"I should have to invent a term to express my notion," said Labio. "I think all things are but emanations from, and return to, the same being. What might be called pantheism, if we coined a word from the language of your country, best explains, I fancy, the phenomena of the universe. Every thing is growth and decay; but as decay furnishes larger growth, every thing is growth at last and in the total sum."
"Is this growth of all things under any general control?" asked Dionysius.
"Each thing," replied Labio, "is under the control of its own nature, which evidently it cannot change, and every inferior thing besides is under the control of any superior thing with which it may come into relations. Thus what is active is superior as such to what is passive; it is more excellent and a higher force to act upon, or sway, or change, or move, or form, than to be acted upon, moved, or modified. The mind of an architect, for instance, is a higher force than the dead weight of the inert stones from which he builds a palace."
"Then you hold that some things have force, and that there are greater and smaller forces?" asked Dionysius.

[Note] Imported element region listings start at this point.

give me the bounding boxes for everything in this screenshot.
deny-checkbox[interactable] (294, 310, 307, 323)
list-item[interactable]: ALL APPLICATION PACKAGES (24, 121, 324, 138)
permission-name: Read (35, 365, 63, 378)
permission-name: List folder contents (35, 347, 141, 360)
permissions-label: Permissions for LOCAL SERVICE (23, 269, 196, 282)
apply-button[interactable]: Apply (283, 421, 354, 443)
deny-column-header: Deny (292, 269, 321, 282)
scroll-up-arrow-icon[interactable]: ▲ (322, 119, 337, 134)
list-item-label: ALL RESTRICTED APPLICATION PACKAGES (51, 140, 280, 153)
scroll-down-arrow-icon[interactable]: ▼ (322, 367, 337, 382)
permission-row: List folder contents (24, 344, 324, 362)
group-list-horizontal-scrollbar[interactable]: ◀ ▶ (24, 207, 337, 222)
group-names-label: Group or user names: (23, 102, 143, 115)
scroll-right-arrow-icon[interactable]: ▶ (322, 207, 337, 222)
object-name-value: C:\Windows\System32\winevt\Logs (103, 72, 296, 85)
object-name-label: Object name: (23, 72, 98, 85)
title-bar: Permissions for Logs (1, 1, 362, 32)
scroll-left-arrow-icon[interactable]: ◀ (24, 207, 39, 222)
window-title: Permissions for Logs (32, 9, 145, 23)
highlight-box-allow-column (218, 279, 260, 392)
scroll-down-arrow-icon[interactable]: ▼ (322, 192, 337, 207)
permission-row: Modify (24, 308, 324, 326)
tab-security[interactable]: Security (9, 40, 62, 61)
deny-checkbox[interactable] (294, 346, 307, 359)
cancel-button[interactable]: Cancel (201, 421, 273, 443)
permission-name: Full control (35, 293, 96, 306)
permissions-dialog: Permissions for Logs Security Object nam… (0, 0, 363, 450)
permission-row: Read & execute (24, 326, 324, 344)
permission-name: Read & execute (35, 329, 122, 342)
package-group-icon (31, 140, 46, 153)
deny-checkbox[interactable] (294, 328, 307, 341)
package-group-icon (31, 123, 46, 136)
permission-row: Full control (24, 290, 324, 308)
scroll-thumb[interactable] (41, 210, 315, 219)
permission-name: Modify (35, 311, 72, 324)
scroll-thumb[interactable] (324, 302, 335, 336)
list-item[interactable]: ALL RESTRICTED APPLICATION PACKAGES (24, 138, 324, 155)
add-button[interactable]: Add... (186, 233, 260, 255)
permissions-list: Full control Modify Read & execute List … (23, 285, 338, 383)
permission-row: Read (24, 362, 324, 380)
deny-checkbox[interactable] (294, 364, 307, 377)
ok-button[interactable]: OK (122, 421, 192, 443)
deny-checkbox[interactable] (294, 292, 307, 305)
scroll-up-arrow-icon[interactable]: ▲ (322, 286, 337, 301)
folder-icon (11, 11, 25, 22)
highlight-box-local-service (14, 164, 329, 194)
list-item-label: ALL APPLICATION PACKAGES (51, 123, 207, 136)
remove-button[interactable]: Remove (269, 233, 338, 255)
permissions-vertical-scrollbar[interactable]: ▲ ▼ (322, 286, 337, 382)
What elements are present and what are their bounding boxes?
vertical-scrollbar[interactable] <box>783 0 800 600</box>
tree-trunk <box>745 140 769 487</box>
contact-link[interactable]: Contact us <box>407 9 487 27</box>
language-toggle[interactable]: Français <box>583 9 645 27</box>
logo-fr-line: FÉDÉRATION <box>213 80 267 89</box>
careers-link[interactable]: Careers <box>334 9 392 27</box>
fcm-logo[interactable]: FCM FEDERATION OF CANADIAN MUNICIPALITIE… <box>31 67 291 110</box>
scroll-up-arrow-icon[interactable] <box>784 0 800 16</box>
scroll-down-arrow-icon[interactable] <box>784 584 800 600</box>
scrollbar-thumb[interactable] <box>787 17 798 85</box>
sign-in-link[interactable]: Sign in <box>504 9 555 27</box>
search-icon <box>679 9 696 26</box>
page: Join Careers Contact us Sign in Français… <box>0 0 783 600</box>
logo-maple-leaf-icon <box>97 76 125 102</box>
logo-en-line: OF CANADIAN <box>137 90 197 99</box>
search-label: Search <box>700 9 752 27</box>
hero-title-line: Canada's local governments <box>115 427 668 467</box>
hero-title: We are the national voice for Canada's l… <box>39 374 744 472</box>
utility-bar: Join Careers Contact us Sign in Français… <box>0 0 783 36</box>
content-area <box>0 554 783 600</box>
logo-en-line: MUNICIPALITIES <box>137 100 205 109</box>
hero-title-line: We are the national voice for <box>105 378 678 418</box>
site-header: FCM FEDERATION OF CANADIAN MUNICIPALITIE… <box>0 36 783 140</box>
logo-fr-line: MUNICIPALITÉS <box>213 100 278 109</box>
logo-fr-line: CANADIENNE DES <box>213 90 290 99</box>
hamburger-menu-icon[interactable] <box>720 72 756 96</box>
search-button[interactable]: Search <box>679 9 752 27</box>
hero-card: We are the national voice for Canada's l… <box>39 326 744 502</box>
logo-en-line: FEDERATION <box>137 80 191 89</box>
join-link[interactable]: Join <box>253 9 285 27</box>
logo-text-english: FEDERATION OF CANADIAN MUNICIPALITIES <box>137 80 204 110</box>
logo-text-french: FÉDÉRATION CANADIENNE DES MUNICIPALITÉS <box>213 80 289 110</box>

"Undoubtedly," said Labio.
"Which is more excellent," asked Dionysius, "a force which can move itself, or a force which, in order to exist, must be set in motion by another?"

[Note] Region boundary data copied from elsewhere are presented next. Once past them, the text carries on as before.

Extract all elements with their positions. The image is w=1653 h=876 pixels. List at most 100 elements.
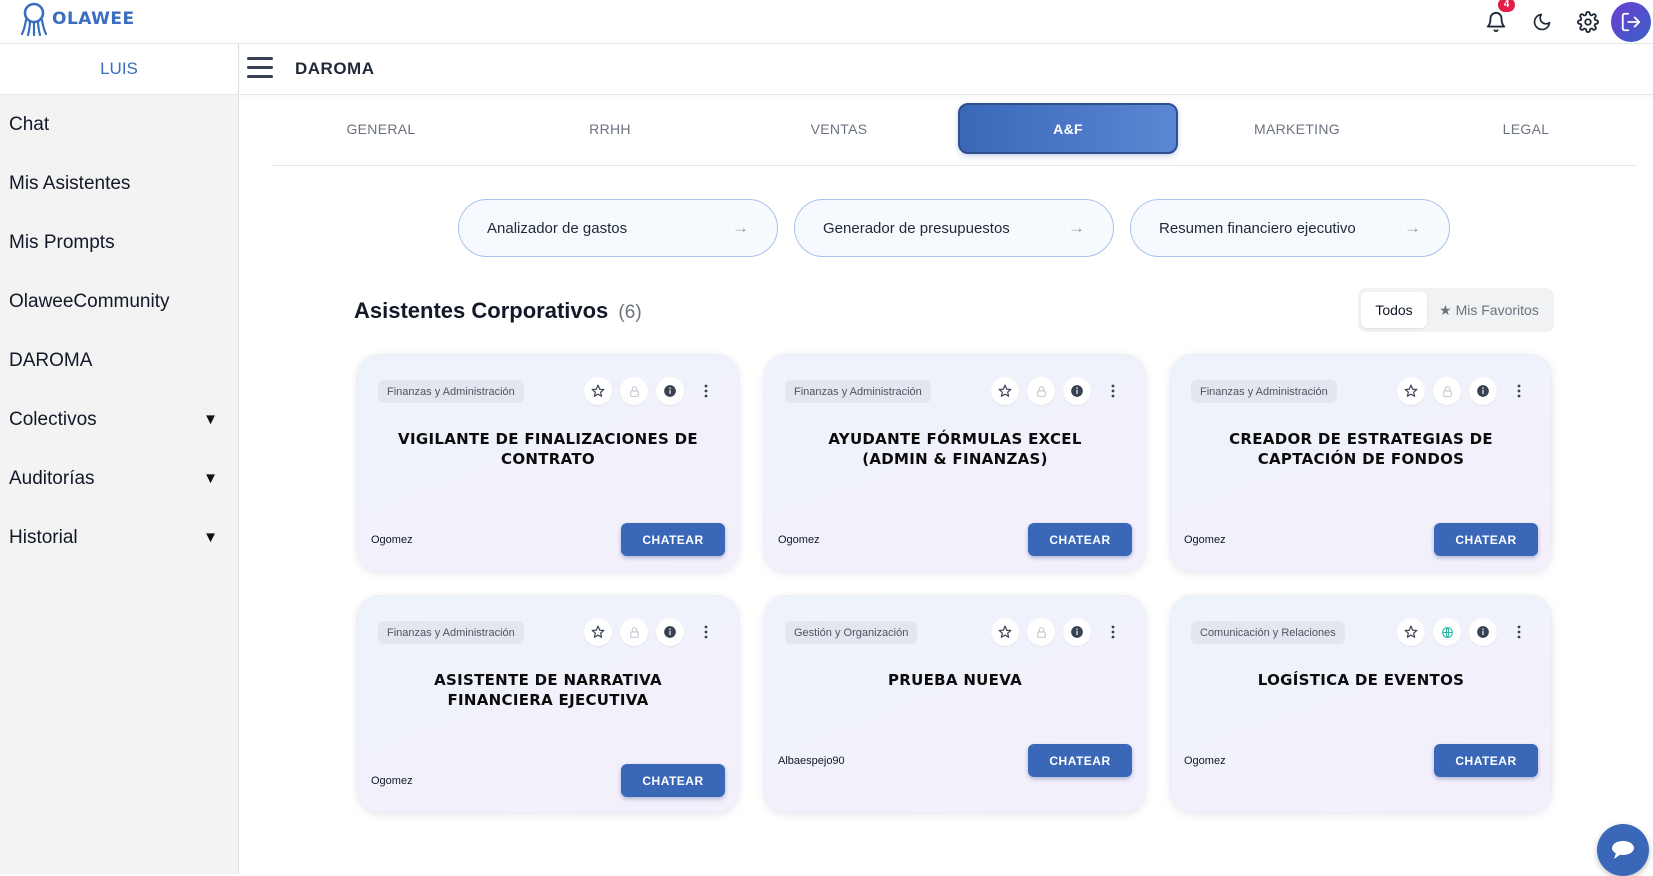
assistant-card: Finanzas y Administración AYUDANTE FÓRMUL… bbox=[764, 354, 1146, 572]
prompt-pill[interactable]: Generador de presupuestos → bbox=[794, 199, 1114, 257]
info-icon[interactable] bbox=[1063, 618, 1091, 646]
tab-general[interactable]: GENERAL bbox=[271, 103, 491, 154]
caret-down-icon: ▼ bbox=[203, 411, 218, 428]
card-title: LOGÍSTICA DE EVENTOS bbox=[1257, 671, 1465, 689]
more-options-icon[interactable] bbox=[692, 377, 720, 405]
chat-button[interactable]: CHATEAR bbox=[621, 764, 725, 797]
card-author: Ogomez bbox=[778, 534, 820, 546]
tab-marketing[interactable]: MARKETING bbox=[1187, 103, 1407, 154]
section-count: (6) bbox=[618, 302, 642, 323]
info-icon[interactable] bbox=[1469, 377, 1497, 405]
category-tag: Finanzas y Administración bbox=[378, 380, 524, 403]
favorite-star-icon[interactable] bbox=[584, 377, 612, 405]
sidebar-user-name[interactable]: LUIS bbox=[0, 44, 238, 95]
favorite-star-icon[interactable] bbox=[991, 618, 1019, 646]
logo-text: OLAWEE bbox=[52, 9, 135, 29]
sidebar-item-label: Chat bbox=[9, 113, 50, 135]
lock-icon bbox=[1027, 618, 1055, 646]
sidebar-item-label: OlaweeCommunity bbox=[9, 290, 170, 312]
assistant-card: Finanzas y Administración CREADOR DE ESTR… bbox=[1170, 354, 1552, 572]
favorite-star-icon[interactable] bbox=[1397, 377, 1425, 405]
assistant-card: Comunicación y Relaciones LOGÍSTICA DE EV… bbox=[1170, 595, 1552, 813]
info-icon[interactable] bbox=[656, 618, 684, 646]
sidebar-item-mis-asistentes[interactable]: Mis Asistentes bbox=[0, 154, 238, 213]
more-options-icon[interactable] bbox=[1099, 618, 1127, 646]
sidebar-item-auditorias[interactable]: Auditorías ▼ bbox=[0, 449, 238, 508]
sidebar-item-olaweecommunity[interactable]: OlaweeCommunity bbox=[0, 272, 238, 331]
org-header: DAROMA bbox=[240, 44, 1653, 95]
info-icon[interactable] bbox=[1469, 618, 1497, 646]
arrow-right-icon: → bbox=[1404, 218, 1421, 237]
category-tag: Finanzas y Administración bbox=[785, 380, 931, 403]
card-author: Albaespejo90 bbox=[778, 755, 845, 767]
sidebar-item-label: Mis Asistentes bbox=[9, 172, 131, 194]
chat-button[interactable]: CHATEAR bbox=[1434, 523, 1538, 556]
info-icon[interactable] bbox=[656, 377, 684, 405]
tab-ventas[interactable]: VENTAS bbox=[729, 103, 949, 154]
section-title-text: Asistentes Corporativos bbox=[354, 298, 609, 323]
filter-favorites-button[interactable]: ★ Mis Favoritos bbox=[1427, 292, 1551, 328]
chat-button[interactable]: CHATEAR bbox=[1028, 523, 1132, 556]
floating-chat-button[interactable] bbox=[1597, 824, 1649, 876]
prompt-pill[interactable]: Resumen financiero ejecutivo → bbox=[1130, 199, 1450, 257]
olawee-logo[interactable]: OLAWEE bbox=[20, 2, 135, 36]
page-title: DAROMA bbox=[295, 59, 375, 78]
gear-icon bbox=[1577, 11, 1599, 33]
section-title: Asistentes Corporativos (6) bbox=[354, 298, 642, 324]
favorite-star-icon[interactable] bbox=[1397, 618, 1425, 646]
favorite-star-icon[interactable] bbox=[584, 618, 612, 646]
hamburger-menu-icon[interactable] bbox=[247, 57, 273, 81]
sidebar: LUIS Chat Mis Asistentes Mis Prompts Ola… bbox=[0, 44, 239, 874]
favorite-star-icon[interactable] bbox=[991, 377, 1019, 405]
logout-button[interactable] bbox=[1611, 2, 1651, 42]
sidebar-item-label: DAROMA bbox=[9, 349, 93, 371]
octopus-logo-icon bbox=[20, 2, 48, 36]
category-tag: Gestión y Organización bbox=[785, 621, 918, 644]
chat-button[interactable]: CHATEAR bbox=[1028, 744, 1132, 777]
prompt-pill[interactable]: Analizador de gastos → bbox=[458, 199, 778, 257]
card-title: ASISTENTE DE NARRATIVA FINANCIERA EJECUT… bbox=[434, 671, 662, 709]
more-options-icon[interactable] bbox=[1505, 377, 1533, 405]
prompt-label: Resumen financiero ejecutivo bbox=[1159, 219, 1356, 237]
filter-all-button[interactable]: Todos bbox=[1361, 292, 1427, 328]
sidebar-item-label: Mis Prompts bbox=[9, 231, 115, 253]
tab-legal[interactable]: LEGAL bbox=[1416, 103, 1636, 154]
chat-bubble-icon bbox=[1612, 841, 1634, 859]
sidebar-item-mis-prompts[interactable]: Mis Prompts bbox=[0, 213, 238, 272]
sidebar-item-daroma[interactable]: DAROMA bbox=[0, 331, 238, 390]
sidebar-item-historial[interactable]: Historial ▼ bbox=[0, 508, 238, 567]
settings-button[interactable] bbox=[1565, 0, 1611, 44]
notifications-button[interactable]: 4 bbox=[1473, 0, 1519, 44]
arrow-right-icon: → bbox=[732, 218, 749, 237]
lock-icon bbox=[1433, 377, 1461, 405]
tab-rrhh[interactable]: RRHH bbox=[500, 103, 720, 154]
card-author: Ogomez bbox=[371, 775, 413, 787]
moon-icon bbox=[1533, 13, 1551, 31]
bell-icon bbox=[1486, 12, 1506, 33]
assistant-card: Finanzas y Administración VIGILANTE DE FI… bbox=[357, 354, 739, 572]
sidebar-item-chat[interactable]: Chat bbox=[0, 95, 238, 154]
sidebar-item-label: Auditorías bbox=[9, 467, 95, 489]
category-tag: Comunicación y Relaciones bbox=[1191, 621, 1345, 644]
more-options-icon[interactable] bbox=[692, 618, 720, 646]
lock-icon bbox=[620, 377, 648, 405]
notification-badge: 4 bbox=[1498, 0, 1515, 12]
tab-a-and-f[interactable]: A&F bbox=[958, 103, 1178, 154]
category-tag: Finanzas y Administración bbox=[1191, 380, 1337, 403]
card-author: Ogomez bbox=[1184, 534, 1226, 546]
more-options-icon[interactable] bbox=[1505, 618, 1533, 646]
filter-toggle: Todos ★ Mis Favoritos bbox=[1358, 288, 1554, 332]
lock-icon bbox=[620, 618, 648, 646]
globe-icon bbox=[1433, 618, 1461, 646]
sidebar-item-label: Historial bbox=[9, 526, 78, 548]
caret-down-icon: ▼ bbox=[203, 470, 218, 487]
info-icon[interactable] bbox=[1063, 377, 1091, 405]
dark-mode-toggle[interactable] bbox=[1519, 0, 1565, 44]
more-options-icon[interactable] bbox=[1099, 377, 1127, 405]
chat-button[interactable]: CHATEAR bbox=[1434, 744, 1538, 777]
sidebar-item-colectivos[interactable]: Colectivos ▼ bbox=[0, 390, 238, 449]
card-title: AYUDANTE FÓRMULAS EXCEL (ADMIN & FINANZA… bbox=[828, 430, 1082, 468]
chat-button[interactable]: CHATEAR bbox=[621, 523, 725, 556]
caret-down-icon: ▼ bbox=[203, 529, 218, 546]
assistant-card: Gestión y Organización PRUEBA NUEVA Albaes… bbox=[764, 595, 1146, 813]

"This last," said Labio, "is only the first prolonged; it is but a continuation, an effect."
"And an effect," pursued the Greek, "is inferior, as such, to what controls it; and inferior also in its very nature to that which requires no cause?"
"Certainly," returned Labio; "I am not so dull as to gainsay that."
"Now favor me with your attention," returned the Athenian; "I want you to extricate me from a dilemma. Either every thing which possesses force has received its force from something else; or there is something which possesses force, and which never received this force from any thing else, and which, therefore, has possessed it from all eternity. Which of these two alternatives do you select?"